L’Année dont moi je parle est la plus grande Année;
la Mer où j’interroge est la plus grande Mer.
Révérence à ta rive, démence, ô Mer majeure du désir…
La condition terrestre est misérable, mais mon avoir immense sur les mers,
et mon profit incalculable aux tables d’outre-mer.
Un soir ensemencé d’espèces lumineuses Nous tient au bord des grande Eaux
comme au bord de son antre la Mangeuse de mauves,
Celle que les vieux Pilotes en robe de peau blanche
Et leurs grands hommes de fortune porteurs d’armures et d’écrits,
aux approches de roc noir illustré de rotondes, ont coutume de saluer d’une ovation pieuse.

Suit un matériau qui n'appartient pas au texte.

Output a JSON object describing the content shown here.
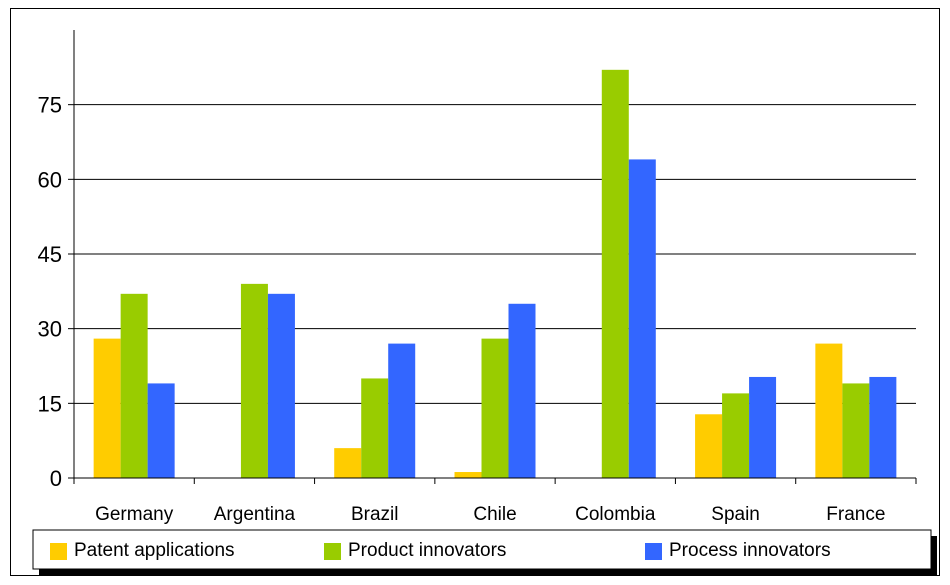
{
  "chart_data": {
    "type": "bar",
    "categories": [
      "Germany",
      "Argentina",
      "Brazil",
      "Chile",
      "Colombia",
      "Spain",
      "France"
    ],
    "series": [
      {
        "name": "Patent applications",
        "color": "#ffcc00",
        "values": [
          28,
          0,
          6,
          1.2,
          0,
          12.8,
          27
        ]
      },
      {
        "name": "Product innovators",
        "color": "#99cc00",
        "values": [
          37,
          39,
          20,
          28,
          82,
          17,
          19
        ]
      },
      {
        "name": "Process innovators",
        "color": "#3366ff",
        "values": [
          19,
          37,
          27,
          35,
          64,
          20.3,
          20.3
        ]
      }
    ],
    "yticks": [
      0,
      15,
      30,
      45,
      60,
      75
    ],
    "ylim": [
      0,
      90
    ],
    "grid": true,
    "legend_position": "bottom"
  }
}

Vous suivrai-je, Comptables ! et vous Maîtres du nombre !
Divinités furtives et fourbes, plus que n’est, avant l’aube, la piraterie de mer ?
Les agioteurs de mer s’engagent avec bonheur
Dans les spéculations lointaines : les postes s’ouvrent, innombrables, au feu des lignes verticales…
Plus que l’Année appelée héliaque en ses mille et milliers
De millénaires ouverte, la Mer totale m’environne.
L’abîme infâme m’est délice, et l’immersion, divine.
Et l’étoile apatride chemine dans les hauteurs du Siècle vert,
Et ma prérogative sur les mers est de rêver pour vous ce rêve du réel…
Ils m’ont appelé l’Obscur et j’habitais l’éclat.